Yarn Usage by Color: White – 545 yards (2.5 skeins or 8.82 oz); Turquoise – 252 yards (0.45 skeins or 3.56 oz); Orange – 19.6 yards (0.7 skeins or 0.25 oz)

Number of Stitches in the Bind-Off Row: 389

Hours to Complete Picot Bind-Off: About 4.5

Dimensions: 56 inches across the top, 27 inches down the spine (unblocked)

Number of Ends to Weave In: 20

Number of Days Until I Can Wear It at Our Wedding: 159

#fivethingsFriday – late AF edition

How is it 10:00 PM already?! I got out of work at 2 and have accomplished very little, aside from a nap, making dinner, and doing some housecleaning. I had intended to do this as a video again, but at this time of night…let’s just say I have my “no” face on.

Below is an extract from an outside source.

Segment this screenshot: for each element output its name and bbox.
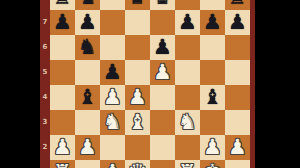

This week’s five things are much more random than last week’s, but here we go.

  • I’m binding off my wedding shawl! Picot binding looks pretty, but it takes a dog’s age to finish. Based on how long it took me to finish the small section I’ve completed, I have another…oh…five hours of binding off ahead of me.

There are 389 stitches on the needle. For this picot bind-off, you CO 2 and bind off 4. Yeah. It’s gonna take a while.

  • I’m also working on my Ravenclaw socks! I’m ready to put the heel on sock #2. The nine-inch ChiaoGoo circs I bought (US 1 and US 0; I’m using the 1 for the socks) are pretty fabulous. I have tiny little hands so I don’t get the cramping that many knitters have complained about, and based on my Ravelry notes, they cut 2 days off my knitting time on the foot. The only downside I can see so far is that it’s difficult to try on the sock to assess fit on the nine-inch circs, so if I’m making something where I’m concerned about the fit, it’ll probably be best to start on Magic Loop.
  • I’ve been slacking off blogging about riding, but my lessons have been going pretty well! Still struggling with the diagonals, but my canter is getting worlds better. I have a lesson tomorrow, so I’ll try to do a post maybe tomorrow evening or Sunday, but in the meantime, isn’t Cinnamon the best looking horse (with the most pissed off face) you’ve ever seen?

Things I could eat with a spoon: this horse. Sweetface.

  • This week I learned that I’m not going to be able to cook properly until after my bridal shower (which is apparently in October). First it was the cauliflower/food processor disaster. This week, I tried to make garlic cloud bread, but I couldn’t get the egg whites beaten enough to hold peaks. It took me half an hour to get them beaten as well as I did with just a fork. It ended up being runnier than it should have, but it baked up enough to be edible. Of course, I realized after I’d already eaten dinner and cleaned up that we actually own a whisk and that might have been helpful. Looking forward to hopefully receiving a few kitchen tools (like a chopper and a hand beater) at my shower so I can cook like an adult.
  • Speaking of wedding things, we’re getting close – almost five months out, or as my wedding registry page puts it, 161 days to go. I’m suddenly realizing all the little things I haven’t been bothered to worry about. I need to decide if I’m going Spanx or no Spanx and decided on shoes so I can schedule a dress fitting. We need to order wedding bands. We need to figure out what suits the guys are wearing. So many decisions!